I explored abbyy gx files, the full xml output from ABBYY ocr engine running at Internet Archive, and I've been astonished by the amount of data they contain - they are stored at XCA_Extended detaiI (as documented at http://www.abbyy-developers.com/en:tech:features:xml ).
Something that wikisource best developers should explore; comparing those data with the little bit of data into mapped text layer of djvu files is impressive and should be inspiring.
But they are static data coming from a standard setting... nothing similar to a service with simple, shared, deep learning features for difficult and ancient texts. I tried "ancient italian" tesseract dictionary with very poor results.
So Asaf, I can't wait for good news from you. :-)
Alex
2015-07-12 12:50 GMT+02:00 Andrea Zanni zanni.andrea84@gmail.com:
On Sun, Jul 12, 2015 at 11:25 AM, Asaf Bartov abartov@wikimedia.org wrote:
On Sat, Jul 11, 2015 at 9:59 AM, Andrea Zanni zanni.andrea84@gmail.com wrote:
uh, that sounds very interesting. Right now, we mainly use OCR from djvu from Internet Archive (that means ABBYY Finereader, which is very nice).
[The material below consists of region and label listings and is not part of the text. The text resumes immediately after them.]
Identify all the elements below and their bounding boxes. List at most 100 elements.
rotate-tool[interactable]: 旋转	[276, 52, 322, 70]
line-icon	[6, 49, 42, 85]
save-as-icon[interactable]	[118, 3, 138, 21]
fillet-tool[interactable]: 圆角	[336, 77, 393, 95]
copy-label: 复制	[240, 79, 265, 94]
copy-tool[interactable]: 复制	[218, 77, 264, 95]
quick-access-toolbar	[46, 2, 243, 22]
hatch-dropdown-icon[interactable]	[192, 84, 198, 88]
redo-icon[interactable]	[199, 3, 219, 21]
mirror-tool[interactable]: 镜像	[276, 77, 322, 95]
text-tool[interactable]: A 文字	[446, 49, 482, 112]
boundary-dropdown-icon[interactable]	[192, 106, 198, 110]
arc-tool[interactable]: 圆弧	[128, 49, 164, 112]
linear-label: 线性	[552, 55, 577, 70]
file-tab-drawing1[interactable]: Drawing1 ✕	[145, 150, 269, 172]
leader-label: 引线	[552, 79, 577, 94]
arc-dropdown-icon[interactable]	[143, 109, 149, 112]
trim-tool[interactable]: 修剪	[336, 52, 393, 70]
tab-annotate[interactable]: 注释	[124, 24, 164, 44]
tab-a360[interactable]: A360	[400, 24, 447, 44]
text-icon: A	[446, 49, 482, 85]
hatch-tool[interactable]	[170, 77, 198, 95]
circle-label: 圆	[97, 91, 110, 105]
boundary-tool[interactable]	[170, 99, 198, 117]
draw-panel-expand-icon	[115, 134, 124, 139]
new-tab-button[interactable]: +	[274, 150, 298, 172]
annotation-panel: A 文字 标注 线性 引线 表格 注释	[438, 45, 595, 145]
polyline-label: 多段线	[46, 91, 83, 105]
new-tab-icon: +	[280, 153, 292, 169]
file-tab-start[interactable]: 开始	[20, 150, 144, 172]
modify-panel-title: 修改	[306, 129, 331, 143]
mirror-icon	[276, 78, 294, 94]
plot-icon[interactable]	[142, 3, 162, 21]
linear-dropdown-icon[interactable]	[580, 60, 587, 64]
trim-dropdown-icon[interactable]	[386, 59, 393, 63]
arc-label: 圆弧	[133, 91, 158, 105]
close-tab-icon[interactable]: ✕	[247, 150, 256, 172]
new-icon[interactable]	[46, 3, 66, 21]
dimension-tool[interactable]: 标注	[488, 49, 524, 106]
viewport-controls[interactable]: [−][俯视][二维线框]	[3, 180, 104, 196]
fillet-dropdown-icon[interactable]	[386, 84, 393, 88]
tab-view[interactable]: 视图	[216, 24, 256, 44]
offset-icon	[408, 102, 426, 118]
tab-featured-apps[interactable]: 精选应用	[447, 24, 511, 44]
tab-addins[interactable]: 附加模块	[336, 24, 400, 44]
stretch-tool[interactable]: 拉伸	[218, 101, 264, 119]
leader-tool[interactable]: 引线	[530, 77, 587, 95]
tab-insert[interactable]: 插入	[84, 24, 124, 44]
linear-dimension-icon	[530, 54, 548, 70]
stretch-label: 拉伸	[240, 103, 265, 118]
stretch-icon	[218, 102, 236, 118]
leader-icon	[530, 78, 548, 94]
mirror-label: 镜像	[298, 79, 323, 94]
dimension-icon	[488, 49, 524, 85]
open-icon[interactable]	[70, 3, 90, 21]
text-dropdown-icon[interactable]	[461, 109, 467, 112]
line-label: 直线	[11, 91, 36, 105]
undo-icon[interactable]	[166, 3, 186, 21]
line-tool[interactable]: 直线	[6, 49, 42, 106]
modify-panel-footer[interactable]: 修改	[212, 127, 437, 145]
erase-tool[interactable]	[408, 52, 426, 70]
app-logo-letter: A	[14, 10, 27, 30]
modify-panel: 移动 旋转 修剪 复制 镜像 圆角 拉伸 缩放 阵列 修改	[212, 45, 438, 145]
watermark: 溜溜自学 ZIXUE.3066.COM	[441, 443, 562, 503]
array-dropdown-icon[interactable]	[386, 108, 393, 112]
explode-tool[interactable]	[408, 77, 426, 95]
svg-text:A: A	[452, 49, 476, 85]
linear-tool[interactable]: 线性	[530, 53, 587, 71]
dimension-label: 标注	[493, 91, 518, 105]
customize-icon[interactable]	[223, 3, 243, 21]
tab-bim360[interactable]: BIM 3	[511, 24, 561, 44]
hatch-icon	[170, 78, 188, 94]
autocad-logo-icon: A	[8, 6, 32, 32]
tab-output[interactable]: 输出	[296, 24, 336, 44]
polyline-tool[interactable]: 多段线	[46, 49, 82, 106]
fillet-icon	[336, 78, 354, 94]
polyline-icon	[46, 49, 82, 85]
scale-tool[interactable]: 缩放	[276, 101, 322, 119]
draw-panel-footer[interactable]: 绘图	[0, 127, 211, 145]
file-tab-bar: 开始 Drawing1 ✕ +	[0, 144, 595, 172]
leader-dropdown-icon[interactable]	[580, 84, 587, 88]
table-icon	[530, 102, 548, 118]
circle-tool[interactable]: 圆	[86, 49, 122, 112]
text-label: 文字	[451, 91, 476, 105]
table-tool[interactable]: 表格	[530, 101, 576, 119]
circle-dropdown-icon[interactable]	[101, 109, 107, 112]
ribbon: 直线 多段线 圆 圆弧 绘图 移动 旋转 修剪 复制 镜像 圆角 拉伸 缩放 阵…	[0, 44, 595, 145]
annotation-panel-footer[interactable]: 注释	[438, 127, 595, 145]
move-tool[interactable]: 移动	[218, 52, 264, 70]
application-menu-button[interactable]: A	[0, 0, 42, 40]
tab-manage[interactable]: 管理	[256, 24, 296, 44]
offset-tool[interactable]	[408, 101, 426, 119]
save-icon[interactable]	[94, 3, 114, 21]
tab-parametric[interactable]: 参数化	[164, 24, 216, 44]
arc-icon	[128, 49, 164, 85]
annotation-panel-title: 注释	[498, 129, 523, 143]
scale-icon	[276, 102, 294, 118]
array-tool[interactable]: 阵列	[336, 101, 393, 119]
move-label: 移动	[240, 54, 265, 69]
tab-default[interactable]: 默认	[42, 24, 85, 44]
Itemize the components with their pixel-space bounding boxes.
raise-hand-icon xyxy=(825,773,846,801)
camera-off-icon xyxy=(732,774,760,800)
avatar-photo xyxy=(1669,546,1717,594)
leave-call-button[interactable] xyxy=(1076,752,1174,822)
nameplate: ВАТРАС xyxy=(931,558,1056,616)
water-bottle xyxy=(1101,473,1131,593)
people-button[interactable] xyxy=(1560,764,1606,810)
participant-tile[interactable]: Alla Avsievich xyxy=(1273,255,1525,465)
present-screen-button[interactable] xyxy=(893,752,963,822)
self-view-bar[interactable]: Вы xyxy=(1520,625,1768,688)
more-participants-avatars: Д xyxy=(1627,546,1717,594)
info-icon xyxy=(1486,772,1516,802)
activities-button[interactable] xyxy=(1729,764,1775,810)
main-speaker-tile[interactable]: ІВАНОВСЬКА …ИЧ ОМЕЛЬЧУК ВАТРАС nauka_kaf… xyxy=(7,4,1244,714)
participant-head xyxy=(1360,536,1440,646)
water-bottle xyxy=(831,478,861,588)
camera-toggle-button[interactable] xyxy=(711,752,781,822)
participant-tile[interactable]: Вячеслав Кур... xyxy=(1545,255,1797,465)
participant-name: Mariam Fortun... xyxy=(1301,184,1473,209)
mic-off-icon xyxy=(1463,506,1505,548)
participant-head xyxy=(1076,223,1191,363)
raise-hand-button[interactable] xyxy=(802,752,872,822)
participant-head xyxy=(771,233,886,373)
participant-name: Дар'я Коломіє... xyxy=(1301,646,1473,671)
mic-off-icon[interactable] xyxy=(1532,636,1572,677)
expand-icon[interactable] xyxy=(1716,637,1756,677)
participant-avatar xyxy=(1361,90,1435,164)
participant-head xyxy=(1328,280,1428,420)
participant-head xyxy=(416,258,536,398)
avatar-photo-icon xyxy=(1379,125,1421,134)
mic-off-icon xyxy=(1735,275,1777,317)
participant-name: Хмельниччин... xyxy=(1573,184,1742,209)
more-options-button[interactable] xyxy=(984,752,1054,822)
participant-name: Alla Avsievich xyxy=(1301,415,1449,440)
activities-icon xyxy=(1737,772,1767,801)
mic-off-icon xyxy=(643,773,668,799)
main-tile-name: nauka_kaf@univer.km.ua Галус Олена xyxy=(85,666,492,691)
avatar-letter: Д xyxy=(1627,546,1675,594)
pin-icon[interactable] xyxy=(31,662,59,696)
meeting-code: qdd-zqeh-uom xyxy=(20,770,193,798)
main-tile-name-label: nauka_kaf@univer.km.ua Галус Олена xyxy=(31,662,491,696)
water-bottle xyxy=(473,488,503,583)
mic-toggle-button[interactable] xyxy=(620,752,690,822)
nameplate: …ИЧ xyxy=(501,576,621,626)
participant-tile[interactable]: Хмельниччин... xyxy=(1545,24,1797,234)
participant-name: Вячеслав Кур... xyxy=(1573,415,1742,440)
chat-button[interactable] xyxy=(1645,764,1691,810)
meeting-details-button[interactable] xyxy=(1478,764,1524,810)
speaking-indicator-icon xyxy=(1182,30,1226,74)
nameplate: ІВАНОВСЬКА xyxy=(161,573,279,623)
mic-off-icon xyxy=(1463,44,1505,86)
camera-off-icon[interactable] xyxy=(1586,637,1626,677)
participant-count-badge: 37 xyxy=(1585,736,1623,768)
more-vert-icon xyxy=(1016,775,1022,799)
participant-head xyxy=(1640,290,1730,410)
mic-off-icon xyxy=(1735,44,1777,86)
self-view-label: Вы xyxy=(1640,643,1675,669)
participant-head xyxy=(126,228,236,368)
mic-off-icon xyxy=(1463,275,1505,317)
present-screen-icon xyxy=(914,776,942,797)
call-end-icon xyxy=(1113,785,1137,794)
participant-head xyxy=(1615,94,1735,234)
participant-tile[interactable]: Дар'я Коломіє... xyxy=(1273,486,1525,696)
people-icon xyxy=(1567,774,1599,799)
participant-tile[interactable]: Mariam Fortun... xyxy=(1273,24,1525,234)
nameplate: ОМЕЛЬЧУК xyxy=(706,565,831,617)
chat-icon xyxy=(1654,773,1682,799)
Yes, the output is generally good. But as far as I can tell, the archive's Open Library API does not offer a way to retrieve the OCR output programmatically, and certainly not for an arbitrary page rather than the whole item. What I'm working on requires the ability to OCR a single page on demand.
True.
I've recently met Giovanni, a new (italian) guy who's now working with Internet Archive and Open Library. We discussed about a number of possible parnerships/projects, this is definitely one to bring it up.
But if we manage to do it directly in the Wikimedia world it's even better.